読書日記

いろいろな本のレビュー

逆説の日本史25 井沢元彦 小学館

2020-08-23 09:41:15 | Weblog
 副題は「明治風雲篇 日英同盟と黄禍論の謎」であるが、重点は第一章と第二章の「明治の文化大変革」にあると思う。著者は明治時代に起こった日本語廃止論(日本語を廃止して英語を国語にする)を取り上げ、ある意味合理的な議論だと理解を示す。その論拠として、三種類の文字(漢字・ひらがな・カタカナ)の文字を混ぜ合わせねば文章が書けない日本語は「あらゆる意味で非能率的」というものがあげられている。暴論だと思うが、このような考えを平気で持ち出す著者の気が知れない。そしてこの議論を高島俊男氏の『漢字と日本人』(文芸春秋)の引用だけで済ましているのも問題だ。

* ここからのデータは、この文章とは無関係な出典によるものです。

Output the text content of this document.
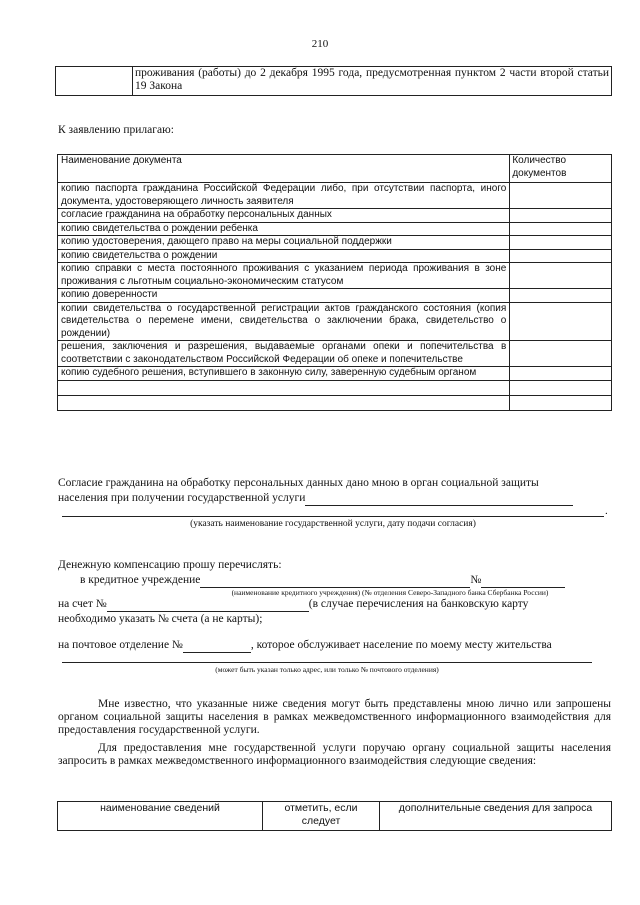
210
	проживания (работы) до 2 декабря 1995 года, предусмотренная пунктом 2 части второй статьи 19 Закона
К заявлению прилагаю:
Наименование документа	Количество документов
копию паспорта гражданина Российской Федерации либо, при отсутствии паспорта, иного документа, удостоверяющего личность заявителя	
согласие гражданина на обработку персональных данных	
копию свидетельства о рождении ребенка	
копию удостоверения, дающего право на меры социальной поддержки	
копию свидетельства о рождении	
копию справки с места постоянного проживания с указанием периода проживания в зоне проживания с льготным социально-экономическим статусом	
копию доверенности	
копии свидетельства о государственной регистрации актов гражданского состояния (копия свидетельства о перемене имени, свидетельства о заключении брака, свидетельство о рождении)	
решения, заключения и разрешения, выдаваемые органами опеки и попечительства в соответствии с законодательством Российской Федерации об опеке и попечительстве	
копию судебного решения, вступившего в законную силу, заверенную судебным органом	

Согласие гражданина на обработку персональных данных дано мною в орган социальной защиты
населения при получении государственной услуги
.
(указать наименование государственной услуги, дату подачи согласия)
Денежную компенсацию прошу перечислять:
в кредитное учреждение	№
(наименование кредитного учреждения) (№ отделения Северо-Западного банка Сбербанка России)
на счет №	(в случае перечисления на банковскую карту
необходимо указать № счета (а не карты);
на почтовое отделение №	, которое обслуживает население по моему месту жительства
(может быть указан только адрес, или только № почтового отделения)
Мне известно, что указанные ниже сведения могут быть представлены мною лично или запрошены органом социальной защиты населения в рамках межведомственного информационного взаимодействия для предоставления государственной услуги.
Для предоставления мне государственной услуги поручаю органу социальной защиты населения запросить в рамках межведомственного информационного взаимодействия следующие сведения:
наименование сведений	отметить, если следует	дополнительные сведения для запроса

 そもそも漢字とひらがな交じりの日本語の表記は、昔我々の先祖が漢文を翻訳するために原文に訓点(返り点・送り仮名・句読点)を付けたことから始まっており、苦労して中国文明を咀嚼しようとした苦労の歴史の痕跡である。それが漢文書き下し文となって定着したものだ。この表記法は非常に優れたものだという言語学者の評価がある。よって非能率故、廃止してローマ字表記にした方がよいというのは歴史学者を自任する著者らしくないと言えよう。なんか議論が浅薄なのだ。結局ローマ字表記法が採用されなかったのは、韓国が漢字を廃止してハングル一本に絞った結果、表記が冗漫になって非能率を絵にかいた状況が生まれたことに対する反省が大きいが、結局は、「言霊信仰」によるもので、日本語の「霊力」を削ぐことに対する反対が強かったからだという結論を用意している。

 このシリーズの著者の使うキーワードは、言霊、怨霊、ケガレ、朱子学の弊害等で、これらを思いつきで、歴史の場面場面に当てはめている感がある。さらに事柄の説明に、世界百科大辞典等の辞典を引用しているのも大きな特徴である。従って本書を歴史書として評価することは難しいであろう。大体日本史学者が基本的に学習した古文書の解読術も身につけていない素人が、4つか5つのキーワードで歴史を裁断することは難しいだろう。飽くまでも週刊誌の娯楽的読み物であって、学術論文ではないことを認識すべきだ。

 この点に関して、第四章の特別編が面白い。『応仁の乱』(中公新書 2016)で有名な日本史学者の呉座勇一氏が、井沢氏の諸作について、「評論の必要はない」「推理小説家に戻るべき」等の言葉で、批判したことについて、著者は、専門馬鹿が歴史の本質を見誤らせている、資料絶対主義は間違いだ等の言葉で強く反論しているが、どうも反論になっていない気がする。

 別の場所で、呉座氏は本書のような「俗流歴史本」は、資料に基づかない想像を交えており、学問的な批判に耐えるものではない。結論ありきで強引に怨霊やケガレに結び付けるのは学問ではない。想像の翼を広げて「歴史のロマン」を楽しむことと、歴史を学ぶことは明確に区別すべきである。などと批判しているが、正鵠を得た言葉だと思う。『日本史面白話』ぐらいの気持ちで書けば良いと思うがどうだろうか。